As national vaccination rates for the human papillomavirus (HPV) remain low, the University of Texas MD Anderson Cancer Center has united with the 68 other National Cancer Institute (NCI)-designated cancer centers in issuing a joint statement endorsing recently revised vaccination recommendations from the Centers for Disease Control and Prevention (CDC).

The new CDC guidelines recommend 11- to 12-year-old boys and girls receive two doses of the nine-valent HPV vaccine at least six months apart. Adolescents and young adults 15 years of age and older should continue to complete the three-dose series.

“This collaborative effort is a tremendous opportunity to raise awareness of these new recommendations and the importance of HPV vaccination, knowing that most people will be exposed to HPV at some point in their lives,” said Lois Ramondetta, MD, Professor of Gynecologic Oncology and Reproductive Medicine. “We hope that requiring two shots instead of three will make it easier for children to be vaccinated, bringing rates closer to the Healthy People 2020 goal of 80%.”

The CDC reports that incidence rates of HPV-associated cancers continue to rise, with approximately 39,000 new HPV-associated cancers now diagnosed each year in the United States. Although HPV vaccines can prevent the majority of cervical, anal, oropharyngeal (middle throat), and other genital cancers, vaccination rates remain low.

Across the U.S., just 41.9% of girls and 28.1% of boys are completing the recommended vaccine series, according to a 2015 CDC report. In Texas, vaccination rates are even lower, with only 40.9% of girls and 24% of boys completing the vaccine series.

“In the spirit of the White House Cancer Moonshot, we must continue to work collaboratively to take advantage of effective cancer prevention strategies that can save thousands of lives in the future,” said Ernest Hawk, MD, Vice President and Division Head of Cancer Prevention and Population Sciences.
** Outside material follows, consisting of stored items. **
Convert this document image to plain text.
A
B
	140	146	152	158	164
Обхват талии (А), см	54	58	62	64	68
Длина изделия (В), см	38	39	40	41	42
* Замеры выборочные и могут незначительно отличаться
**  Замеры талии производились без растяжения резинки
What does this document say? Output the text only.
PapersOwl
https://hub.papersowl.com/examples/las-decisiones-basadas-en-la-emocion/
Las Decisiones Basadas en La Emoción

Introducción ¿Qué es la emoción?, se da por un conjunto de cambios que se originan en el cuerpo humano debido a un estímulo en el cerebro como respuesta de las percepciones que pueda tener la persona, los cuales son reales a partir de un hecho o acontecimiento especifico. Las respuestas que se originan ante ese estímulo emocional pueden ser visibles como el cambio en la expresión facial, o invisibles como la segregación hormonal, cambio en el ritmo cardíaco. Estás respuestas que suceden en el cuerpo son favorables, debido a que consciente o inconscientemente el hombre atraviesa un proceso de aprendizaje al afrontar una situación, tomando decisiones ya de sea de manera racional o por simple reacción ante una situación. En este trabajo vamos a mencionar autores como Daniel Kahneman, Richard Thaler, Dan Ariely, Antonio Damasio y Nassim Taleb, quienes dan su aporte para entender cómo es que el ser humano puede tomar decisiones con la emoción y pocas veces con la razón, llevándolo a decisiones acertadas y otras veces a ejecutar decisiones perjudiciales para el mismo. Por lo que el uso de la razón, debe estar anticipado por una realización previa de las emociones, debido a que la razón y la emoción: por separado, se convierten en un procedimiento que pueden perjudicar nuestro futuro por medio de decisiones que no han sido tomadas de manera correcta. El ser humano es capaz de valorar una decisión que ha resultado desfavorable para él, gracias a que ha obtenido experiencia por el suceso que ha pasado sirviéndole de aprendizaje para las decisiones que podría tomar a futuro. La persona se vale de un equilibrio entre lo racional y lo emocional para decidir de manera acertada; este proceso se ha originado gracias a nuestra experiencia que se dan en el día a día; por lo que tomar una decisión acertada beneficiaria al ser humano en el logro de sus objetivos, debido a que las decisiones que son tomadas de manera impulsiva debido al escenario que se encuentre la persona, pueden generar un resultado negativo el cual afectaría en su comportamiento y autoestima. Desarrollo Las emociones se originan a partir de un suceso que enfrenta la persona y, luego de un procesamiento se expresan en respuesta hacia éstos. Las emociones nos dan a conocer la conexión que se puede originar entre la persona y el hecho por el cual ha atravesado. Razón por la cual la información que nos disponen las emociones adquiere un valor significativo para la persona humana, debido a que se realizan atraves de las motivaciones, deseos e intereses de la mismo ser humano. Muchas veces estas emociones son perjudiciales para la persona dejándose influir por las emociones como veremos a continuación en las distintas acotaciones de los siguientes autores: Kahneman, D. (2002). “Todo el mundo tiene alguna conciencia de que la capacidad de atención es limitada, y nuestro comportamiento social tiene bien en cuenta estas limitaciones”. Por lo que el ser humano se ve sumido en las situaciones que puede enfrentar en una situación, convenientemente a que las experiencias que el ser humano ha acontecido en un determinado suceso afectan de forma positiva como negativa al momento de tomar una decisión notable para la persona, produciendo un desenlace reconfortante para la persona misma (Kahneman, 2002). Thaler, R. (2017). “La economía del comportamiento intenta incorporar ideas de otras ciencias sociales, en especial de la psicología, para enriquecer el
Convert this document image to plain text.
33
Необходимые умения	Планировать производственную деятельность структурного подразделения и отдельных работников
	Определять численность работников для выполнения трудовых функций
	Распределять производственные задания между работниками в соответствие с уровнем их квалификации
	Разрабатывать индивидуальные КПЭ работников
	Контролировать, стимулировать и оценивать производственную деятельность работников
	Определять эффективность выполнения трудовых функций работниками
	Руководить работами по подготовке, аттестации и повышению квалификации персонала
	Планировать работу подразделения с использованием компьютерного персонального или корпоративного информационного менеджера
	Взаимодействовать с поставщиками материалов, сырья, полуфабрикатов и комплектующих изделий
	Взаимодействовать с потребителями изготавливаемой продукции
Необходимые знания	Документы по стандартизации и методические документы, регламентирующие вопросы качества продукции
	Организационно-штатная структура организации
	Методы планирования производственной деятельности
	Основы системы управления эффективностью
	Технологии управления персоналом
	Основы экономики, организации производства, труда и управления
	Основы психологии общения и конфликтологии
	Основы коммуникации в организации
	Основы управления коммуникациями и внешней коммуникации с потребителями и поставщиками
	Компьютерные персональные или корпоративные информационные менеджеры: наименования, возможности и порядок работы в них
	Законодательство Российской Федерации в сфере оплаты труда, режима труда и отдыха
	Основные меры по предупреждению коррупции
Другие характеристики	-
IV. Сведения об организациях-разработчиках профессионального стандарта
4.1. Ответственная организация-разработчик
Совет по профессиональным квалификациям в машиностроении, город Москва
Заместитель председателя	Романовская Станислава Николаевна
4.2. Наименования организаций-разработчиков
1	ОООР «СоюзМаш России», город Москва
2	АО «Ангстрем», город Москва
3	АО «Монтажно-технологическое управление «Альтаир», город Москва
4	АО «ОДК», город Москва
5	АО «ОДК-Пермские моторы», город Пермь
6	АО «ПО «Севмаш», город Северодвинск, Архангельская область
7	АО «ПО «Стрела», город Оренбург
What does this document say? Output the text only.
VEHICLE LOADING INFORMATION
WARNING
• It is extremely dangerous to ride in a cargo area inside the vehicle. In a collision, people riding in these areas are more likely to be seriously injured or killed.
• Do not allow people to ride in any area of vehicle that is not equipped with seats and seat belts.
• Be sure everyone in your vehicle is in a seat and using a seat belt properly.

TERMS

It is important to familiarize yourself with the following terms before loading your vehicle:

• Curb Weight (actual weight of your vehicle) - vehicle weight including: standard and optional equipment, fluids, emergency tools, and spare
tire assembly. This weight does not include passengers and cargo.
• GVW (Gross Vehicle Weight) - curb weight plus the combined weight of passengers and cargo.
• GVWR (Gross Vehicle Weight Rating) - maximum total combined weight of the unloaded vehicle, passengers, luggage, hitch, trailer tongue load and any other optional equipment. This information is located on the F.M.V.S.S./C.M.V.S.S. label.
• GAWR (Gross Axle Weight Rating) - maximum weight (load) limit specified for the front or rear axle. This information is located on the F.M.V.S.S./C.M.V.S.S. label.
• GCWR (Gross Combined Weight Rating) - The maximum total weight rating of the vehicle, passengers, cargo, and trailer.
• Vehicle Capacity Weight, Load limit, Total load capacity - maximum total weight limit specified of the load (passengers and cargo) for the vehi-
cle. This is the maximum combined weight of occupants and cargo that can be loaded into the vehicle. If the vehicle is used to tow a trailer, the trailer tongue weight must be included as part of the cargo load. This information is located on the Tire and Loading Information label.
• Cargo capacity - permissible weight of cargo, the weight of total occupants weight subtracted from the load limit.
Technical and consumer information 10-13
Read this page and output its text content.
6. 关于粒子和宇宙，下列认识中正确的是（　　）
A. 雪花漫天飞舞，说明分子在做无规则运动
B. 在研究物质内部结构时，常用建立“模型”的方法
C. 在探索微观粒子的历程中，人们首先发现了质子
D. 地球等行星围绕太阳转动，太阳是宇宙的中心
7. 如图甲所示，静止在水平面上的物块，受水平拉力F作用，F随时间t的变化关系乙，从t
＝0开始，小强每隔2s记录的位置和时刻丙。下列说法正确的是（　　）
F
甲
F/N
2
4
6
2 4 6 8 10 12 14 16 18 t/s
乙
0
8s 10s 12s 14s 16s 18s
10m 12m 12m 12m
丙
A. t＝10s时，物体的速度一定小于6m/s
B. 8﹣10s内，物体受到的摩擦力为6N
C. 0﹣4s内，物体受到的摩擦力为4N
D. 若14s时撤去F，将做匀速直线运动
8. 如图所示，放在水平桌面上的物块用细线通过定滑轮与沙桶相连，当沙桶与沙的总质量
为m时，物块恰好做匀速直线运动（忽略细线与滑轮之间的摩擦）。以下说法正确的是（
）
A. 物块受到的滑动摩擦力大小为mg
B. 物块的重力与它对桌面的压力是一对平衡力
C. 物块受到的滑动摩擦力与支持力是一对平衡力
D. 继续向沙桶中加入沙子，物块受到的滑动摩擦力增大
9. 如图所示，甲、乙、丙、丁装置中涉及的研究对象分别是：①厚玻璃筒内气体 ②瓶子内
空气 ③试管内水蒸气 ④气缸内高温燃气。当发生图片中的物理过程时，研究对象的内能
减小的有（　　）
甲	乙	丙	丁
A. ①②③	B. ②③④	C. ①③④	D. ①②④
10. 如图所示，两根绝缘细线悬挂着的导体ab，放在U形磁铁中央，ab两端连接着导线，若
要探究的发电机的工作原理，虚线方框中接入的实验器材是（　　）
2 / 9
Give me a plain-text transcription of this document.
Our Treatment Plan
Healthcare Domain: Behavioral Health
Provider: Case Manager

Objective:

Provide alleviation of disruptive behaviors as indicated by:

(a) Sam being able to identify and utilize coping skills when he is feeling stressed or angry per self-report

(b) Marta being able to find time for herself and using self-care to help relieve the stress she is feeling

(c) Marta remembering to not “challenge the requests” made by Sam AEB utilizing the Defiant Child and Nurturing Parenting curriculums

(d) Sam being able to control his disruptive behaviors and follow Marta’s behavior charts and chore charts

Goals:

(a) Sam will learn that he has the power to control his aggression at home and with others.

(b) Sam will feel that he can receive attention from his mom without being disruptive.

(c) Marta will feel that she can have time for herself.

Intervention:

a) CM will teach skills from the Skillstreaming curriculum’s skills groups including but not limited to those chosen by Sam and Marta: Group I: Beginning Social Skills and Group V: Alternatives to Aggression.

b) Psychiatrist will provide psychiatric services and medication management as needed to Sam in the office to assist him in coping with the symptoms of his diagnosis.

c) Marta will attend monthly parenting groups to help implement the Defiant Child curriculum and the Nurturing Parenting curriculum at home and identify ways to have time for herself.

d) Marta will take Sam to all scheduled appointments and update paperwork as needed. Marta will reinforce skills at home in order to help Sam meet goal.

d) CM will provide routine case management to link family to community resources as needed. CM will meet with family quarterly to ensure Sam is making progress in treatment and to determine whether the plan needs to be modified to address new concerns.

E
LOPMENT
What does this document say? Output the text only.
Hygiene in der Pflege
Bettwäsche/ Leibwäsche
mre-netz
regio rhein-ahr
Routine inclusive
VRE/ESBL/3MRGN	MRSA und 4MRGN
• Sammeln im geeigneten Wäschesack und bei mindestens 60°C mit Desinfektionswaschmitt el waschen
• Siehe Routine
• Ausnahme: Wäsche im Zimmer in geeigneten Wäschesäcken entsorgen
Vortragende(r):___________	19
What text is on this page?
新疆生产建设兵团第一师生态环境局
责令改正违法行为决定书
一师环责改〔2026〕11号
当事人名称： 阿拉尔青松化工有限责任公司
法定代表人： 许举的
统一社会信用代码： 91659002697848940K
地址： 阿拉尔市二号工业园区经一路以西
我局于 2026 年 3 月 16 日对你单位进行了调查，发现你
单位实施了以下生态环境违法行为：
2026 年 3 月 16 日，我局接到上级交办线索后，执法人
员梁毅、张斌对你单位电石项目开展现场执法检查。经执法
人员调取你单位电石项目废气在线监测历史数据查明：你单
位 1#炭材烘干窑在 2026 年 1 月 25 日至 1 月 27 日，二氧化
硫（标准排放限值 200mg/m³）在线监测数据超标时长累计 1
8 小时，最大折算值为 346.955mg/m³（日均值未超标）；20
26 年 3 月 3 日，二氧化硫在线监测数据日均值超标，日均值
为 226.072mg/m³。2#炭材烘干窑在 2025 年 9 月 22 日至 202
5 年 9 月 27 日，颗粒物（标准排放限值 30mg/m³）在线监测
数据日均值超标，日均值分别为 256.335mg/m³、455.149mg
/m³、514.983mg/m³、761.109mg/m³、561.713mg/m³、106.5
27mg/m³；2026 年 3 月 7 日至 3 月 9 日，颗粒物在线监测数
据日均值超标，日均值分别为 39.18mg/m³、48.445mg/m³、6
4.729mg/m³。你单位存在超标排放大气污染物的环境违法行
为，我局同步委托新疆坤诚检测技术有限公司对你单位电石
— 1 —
Through its HPV-related Cancers Moonshot Program, established in 2015, MD Anderson has made a commitment to reducing the incidence and mortality of HPV-related malignancies by raising awareness and identifying practical solutions to improve vaccination rates. MD Anderson’s program is a novel organizational model designed to more rapidly convert scientific discoveries into life-saving advances.

“Research indicates several barriers limit acceptance of the vaccine, including inadequate parental education and a lack of strong recommendations from health care providers,” said Ramondetta, who is also co-lead of the moonshot. “As oncologists who routinely witness the devastating effects of these diseases, we urge all pediatricians to recommend HPV vaccinations and prevent their patients from becoming our patients.”

Recognizing the need for collective action to overcome these barriers, NCI-designated cancer centers have organized an ongoing series of national summits to share research findings and discuss best practices for improving vaccination rates.

The current endorsement is the result of discussions from a summit hosted this summer by The Ohio State University Comprehensive Cancer Center–Arthur G. James Cancer Hospital and Richard J. Solove Research Institute. Approximately 150 experts from across the country gathered in Columbus to present research updates and plan future collaborative actions across NCI-designated cancer centers.